Cuando considero el fenómeno del leer vinculado a los del oír y el ver, el
tema presenta dos aspectos, uno antropológico y otro poetológico. El
aspecto antropológico es antiquísimo. La rivalidad de estos nuestros dos
sentidos más humanos es un fenómeno conocido. Sabemos que un azor
ve mejor y que un gato oye mejor que cualquiera de nosotros. Pero el
funcionamiento combinado del oído y la vista distingue al hombre
específicamente desde antiguo. Oír no quiere decir sólo oír, sino que oír
quiere decir oír palabras. Aquí aparece una característica del oído. Así, en
la conocida expresión que afirma que uno se queda consternado, que
uno pierde los sentidos (eínem vergeht Hören und Sehen) el oído ocupa
el primer lugar. Ciertamente, Aristóteles tiene razón cuando, al comienzo
de la Metafísica, dice que de todos los sentidos del hombre el de la vista
es el más importante, pues presenta la mayor parte de las
diferenciaciones, la mayor parte de las diferencias y es, por ello, entre
todos los sentidos, el más próximo al conocer, al establecer diferencias.
Aristóteles dice también algo respecto de la primacía del oír. El oído
puede recibir el discurso humano y su universalidad lo sobrepasa todo.
El nexo entre leer y oír es evidente. Sólo en las fases tardías de nuestra
cultura europea ha sido, en general, posible leer sin hablar. Sabemos por
un pasaje de Agustín que el padre de la Iglesia Ambrosio quedó atónito
ante el hecho de poder leer sin hablar en voz alta. Recuerdo que, en mi
juventud, el profesor de alemán del Instituto de Breslau me observaba al
principio con desconfianza —hasta que se hubo convenido de mi
inocencia— porque yo siempre movía los labios al escribir, como si
estuviese hablando. Quizá fue una primera y temprana disposición al
talento hermenéutico: cuando leo algo quisiera siempre, además, oírlo.

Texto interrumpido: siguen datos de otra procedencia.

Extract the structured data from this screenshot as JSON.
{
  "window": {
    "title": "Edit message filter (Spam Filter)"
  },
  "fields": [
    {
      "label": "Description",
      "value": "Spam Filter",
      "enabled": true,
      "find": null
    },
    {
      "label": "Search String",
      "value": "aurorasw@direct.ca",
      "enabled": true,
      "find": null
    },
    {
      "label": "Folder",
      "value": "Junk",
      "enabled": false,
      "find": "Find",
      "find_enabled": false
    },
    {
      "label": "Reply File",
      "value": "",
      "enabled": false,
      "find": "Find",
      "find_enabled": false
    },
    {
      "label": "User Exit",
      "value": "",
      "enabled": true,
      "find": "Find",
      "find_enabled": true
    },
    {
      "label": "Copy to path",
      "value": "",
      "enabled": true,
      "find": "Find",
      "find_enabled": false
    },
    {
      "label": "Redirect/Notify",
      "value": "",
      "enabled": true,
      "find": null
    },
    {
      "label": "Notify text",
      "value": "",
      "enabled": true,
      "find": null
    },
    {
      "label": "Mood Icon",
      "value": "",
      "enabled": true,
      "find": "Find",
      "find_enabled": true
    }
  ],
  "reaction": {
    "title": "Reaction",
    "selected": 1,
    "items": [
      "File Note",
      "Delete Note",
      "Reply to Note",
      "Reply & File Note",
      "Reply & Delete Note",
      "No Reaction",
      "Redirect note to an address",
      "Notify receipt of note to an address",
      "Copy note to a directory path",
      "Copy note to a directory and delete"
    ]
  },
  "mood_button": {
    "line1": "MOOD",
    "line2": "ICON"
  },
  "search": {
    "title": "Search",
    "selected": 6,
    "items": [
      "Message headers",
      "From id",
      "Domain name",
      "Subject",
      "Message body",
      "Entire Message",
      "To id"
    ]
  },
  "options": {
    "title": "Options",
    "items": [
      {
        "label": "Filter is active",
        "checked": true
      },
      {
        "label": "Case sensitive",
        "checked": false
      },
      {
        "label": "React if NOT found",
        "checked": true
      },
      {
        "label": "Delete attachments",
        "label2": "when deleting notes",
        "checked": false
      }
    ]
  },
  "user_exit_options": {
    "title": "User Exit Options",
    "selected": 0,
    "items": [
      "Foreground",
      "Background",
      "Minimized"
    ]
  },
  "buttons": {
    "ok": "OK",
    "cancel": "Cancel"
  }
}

De lo que se trata es, pues, de volver a convertir lo escrito en lenguaje y
del oír asociado a esa reconversión.
No falta, pues, razón para hablar, como hace Goethe, de una ejecución
interior. Esto me lleva al segundo punto, el de la relación entre leer y ver.
No se trata, naturalmente, del sentido trivial —hay que ver para poder
leer lo escrito—, sino de que por medio de la lectura se despierta algo a
lo que se le da el nombre de «intuición». Se trata, en suma, del milagro
de la fuerza evocadora del lenguaje y de su perfeccionamiento en la
fuerza evocadora de la palabra poética. Se puede sencillamente decir
que la palabra poética prueba su autonomía por esta fuerza que posee. A
quien, por ejemplo, pretenda encontrar en la realidad el paisaje descrito
en una poesía o en una narración para comprender mejor la poesía, se le
puede calificar de persona trivial. La fuerza evocadora del lenguaje
conduce más bien a una intuición y a una claridad, que posee una
enigmática presencia que da, directamente, fe de sí misma.